For comparisons sake the Los Angeles Kings have drafted nine players in that time period (and it will be ten once Tanner Pearson hits the century mark). Those players include Jonathan Quick, Tyler Toffoli, Slava Voynov, Wayne Simmonds (who would eventually become Mike Richards) and Dwight King.
It’s not just the Kings either, in the past decade the Red Wings have drafted Gustav Nyquist, Tomas Tatar, Tomas Jurco, Darren Helm, Joakim Anderson, Justin Abdelkader and Shawn Matthias all outside of the first round. Nick Hjalmarsson, Brandon Saad and Andrew Shaw are just headlines on the list of players the Blackhawks have drafted outside of the first round. The list goes on. In fact, it’s hard to look at any Stanley Cup contender in the NHL and not see a glowing review of their scouting; which begs the question: why isn’t more focus placed on the Oilers draft record?
Maybe it’s because the average NHL team has only drafted five players with 100+ games played over that time span to their four. Maybe it’s because of those five players only four remain active. Maybe it’s because relative to the rest of the NHL the Oilers aren’t doing that bad. But comparing yourself to teams that haven’t won either isn’t the comparison Peter Chiarelli should make.
A model to follow
Instead let’s look at their numbers compared with the teams that won the Stanley Cup over that same ten-year time span. In that time frame 7 different teams have won the cup. They have drafted on average 7 players after the first round that have played at least 100 NHL games, and of those, 6 are still active. Suddenly the Oilers draft history sticks out. Their drafting success is nearly half the rate of Cup winners and it shows in the standings. Without the depth talent for their second, third, and even fourth lines the Oilers don’t have the necessary pieces to contend with giants of the NHL.
It’s not just the bodies on these lists either. It’s the names attached to them. The Blackhawks aren’t drafting just anybody and getting lucky in the later rounds. They’re picking drivers. Guys like Andrew Shaw, Brandon Saad, and Marcus Kruger. Players who excel in a role where they aren’t relied on for scoring but can bring the fundamental skills necessary to compete at the NHL level.

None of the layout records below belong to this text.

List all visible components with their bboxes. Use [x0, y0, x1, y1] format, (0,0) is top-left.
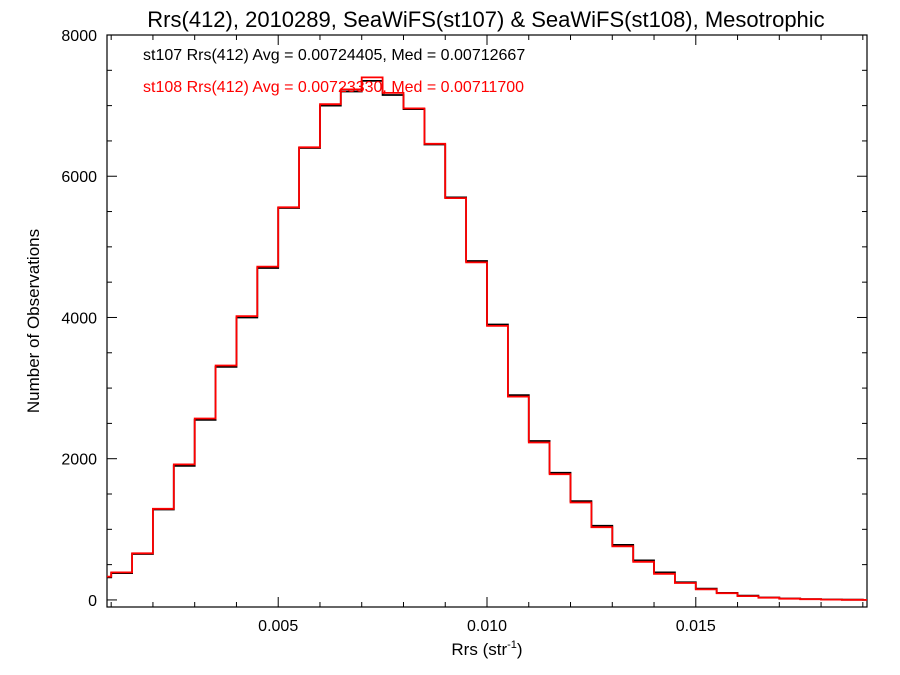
- y-tick-label: 4000: [61, 310, 97, 327]
- series-line-st108: [107, 76, 867, 601]
- y-tick-label: 6000: [61, 169, 97, 186]
- x-axis-label-superscript: -1: [507, 639, 517, 651]
- x-axis-ticks: 0.005 0.010 0.015: [110, 35, 864, 635]
- x-axis-label-tail: ): [517, 640, 523, 659]
- x-tick-label: 0.015: [676, 618, 716, 635]
- y-axis-label: Number of Observations: [24, 229, 43, 413]
- legend-st108: st108 Rrs(412) Avg = 0.00723330, Med = 0…: [143, 79, 524, 96]
- series-group: [107, 76, 867, 601]
- chart-title: Rrs(412), 2010289, SeaWiFS(st107) & SeaW…: [147, 7, 824, 32]
- y-tick-label: 8000: [61, 28, 97, 45]
- series-line-st107: [107, 80, 867, 601]
- x-tick-label: 0.010: [467, 618, 507, 635]
- y-tick-label: 2000: [61, 452, 97, 469]
- x-axis-label-main: Rrs (str: [451, 640, 507, 659]
- x-axis-label: Rrs (str-1): [451, 639, 522, 659]
- y-tick-label: 0: [88, 593, 97, 610]
- x-tick-label: 0.005: [258, 618, 298, 635]
- y-axis-ticks: 0 2000 4000 6000 8000: [61, 28, 867, 610]
- legend-st107: st107 Rrs(412) Avg = 0.00724405, Med = 0…: [143, 47, 525, 64]
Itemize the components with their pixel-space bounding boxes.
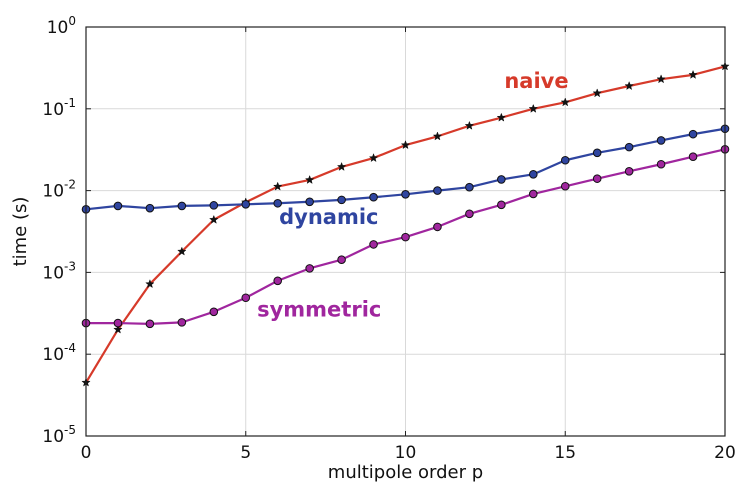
data-point-dynamic [337,195,346,205]
x-tick-label: 5 [240,443,251,463]
y-tick-label: 100 [47,14,76,38]
y-tick-label: 10-2 [42,178,76,202]
data-point-naive [688,69,698,79]
y-tick-base: 10 [47,18,69,38]
y-tick-base: 10 [42,100,64,120]
data-point-dynamic [145,203,155,213]
data-point-naive [464,120,475,130]
data-point-naive [624,80,634,91]
series-label-symmetric: symmetric [257,297,381,321]
data-point-dynamic [592,148,602,158]
data-point-naive [400,140,411,150]
series-label-naive: naive [504,69,568,93]
y-tick-base: 10 [42,345,64,365]
data-point-dynamic [209,201,219,210]
y-tick-exponent: -2 [64,178,76,192]
data-point-dynamic [113,201,123,211]
data-point-symmetric [209,307,219,317]
data-point-dynamic [433,186,442,195]
data-point-naive [656,74,666,84]
data-point-dynamic [656,136,666,145]
data-point-symmetric [337,255,346,264]
plot-frame [85,26,726,437]
data-point-symmetric [401,232,410,242]
data-point-symmetric [560,181,570,191]
data-point-dynamic [241,200,251,209]
data-point-symmetric [241,293,251,303]
data-point-dynamic [560,155,570,165]
data-point-symmetric [465,209,474,219]
data-point-naive [145,279,155,289]
data-point-symmetric [529,189,538,199]
data-point-symmetric [592,174,602,183]
x-tick-label: 15 [554,443,576,463]
data-point-naive [304,174,315,185]
y-tick-base: 10 [42,182,64,202]
series-label-dynamic: dynamic [279,205,378,229]
y-tick-label: 10-5 [42,423,76,447]
data-point-naive [368,153,379,163]
data-point-symmetric [624,167,634,176]
data-point-naive [592,88,602,98]
data-point-naive [528,103,539,113]
data-point-dynamic [529,170,538,179]
y-tick-label: 10-4 [42,341,76,365]
y-tick-label: 10-1 [42,96,76,120]
y-tick-exponent: -4 [64,341,76,355]
data-point-symmetric [688,152,698,161]
data-point-dynamic [465,182,474,192]
data-point-dynamic [401,190,410,199]
y-tick-exponent: 0 [68,14,76,28]
y-tick-exponent: -5 [64,423,76,437]
x-tick-label: 20 [714,443,736,463]
y-tick-base: 10 [42,427,64,447]
data-point-naive [432,131,443,141]
data-point-naive [272,181,283,191]
data-point-dynamic [177,201,187,211]
grid [85,26,726,437]
data-point-symmetric [177,318,187,327]
data-point-symmetric [497,200,506,210]
data-point-naive [496,112,507,122]
data-point-naive [209,214,219,224]
data-point-symmetric [656,159,666,169]
y-tick-exponent: -1 [64,96,76,110]
y-axis-label: time (s) [10,197,31,267]
data-point-naive [177,246,187,256]
series-symmetric [81,144,730,329]
data-point-dynamic [369,192,378,202]
data-point-symmetric [433,222,442,232]
data-point-naive [560,97,571,107]
data-point-dynamic [624,142,634,152]
x-axis-label: multipole order p [328,462,483,483]
x-tick-label: 0 [81,443,92,463]
data-point-dynamic [273,198,283,208]
data-point-symmetric [145,319,155,329]
data-point-symmetric [273,276,283,286]
data-point-symmetric [369,240,378,249]
y-tick-label: 10-3 [42,259,76,283]
data-point-naive [113,324,123,334]
data-point-dynamic [305,197,314,207]
x-tick-label: 10 [395,443,417,463]
data-point-dynamic [497,175,506,184]
data-point-symmetric [305,264,314,273]
data-point-symmetric [113,318,123,328]
series-labels: naive dynamic symmetric [257,69,569,321]
data-point-dynamic [688,129,698,139]
y-tick-exponent: -3 [64,259,76,273]
y-tick-base: 10 [42,263,64,283]
data-point-naive [336,161,347,171]
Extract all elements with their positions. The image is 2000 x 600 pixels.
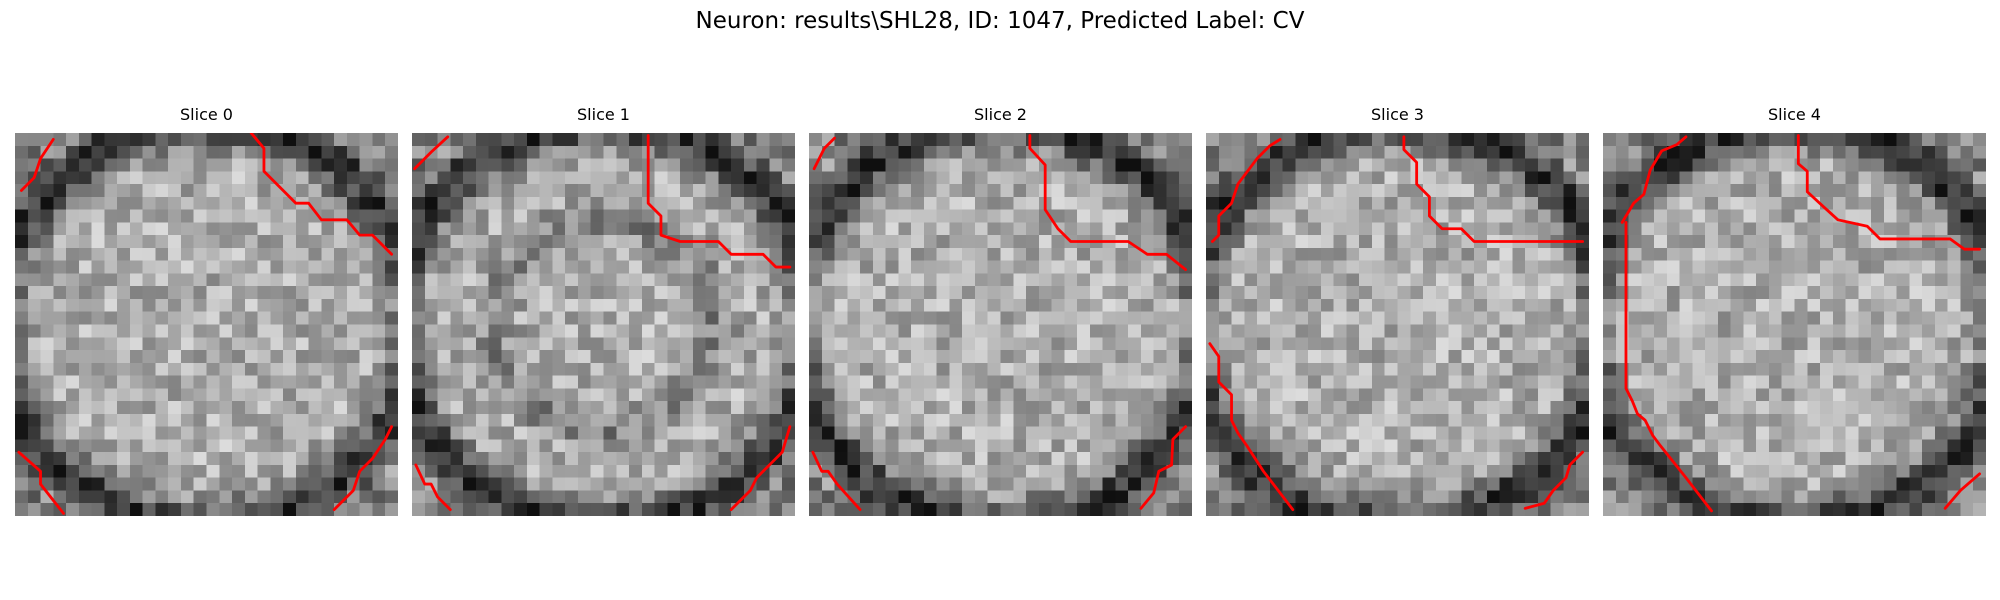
slice-image <box>1603 133 1986 516</box>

These are players who are rarely found in the off-season. These types of guys are usually loyal to their team and in return the team is loyal to them. They probably won’t make the first line but they give their coach the ability to reliably roll four lines and not worry about defensive liabilities. Without the talent found in the depths of the draft an NHL team simply cannot succeed. No one superstar can consistently make up an entire teams depth scoring, just ask Sidney Crosby.
The next step
Which brings us back to the Oilers. With a myriad of top end talent, and a generational player on the way Peter Chiarelli’s biggest focus needs to be how he can make his business thrive, and lose that 11 billion dollar deficit without relying on more buyouts. Proven winners in the NHL have a scouting system that keeps the cupboards full. If the Oilers are going to compete they will need some changes to their draft policies ahead of this year’s NHL Entry Draft.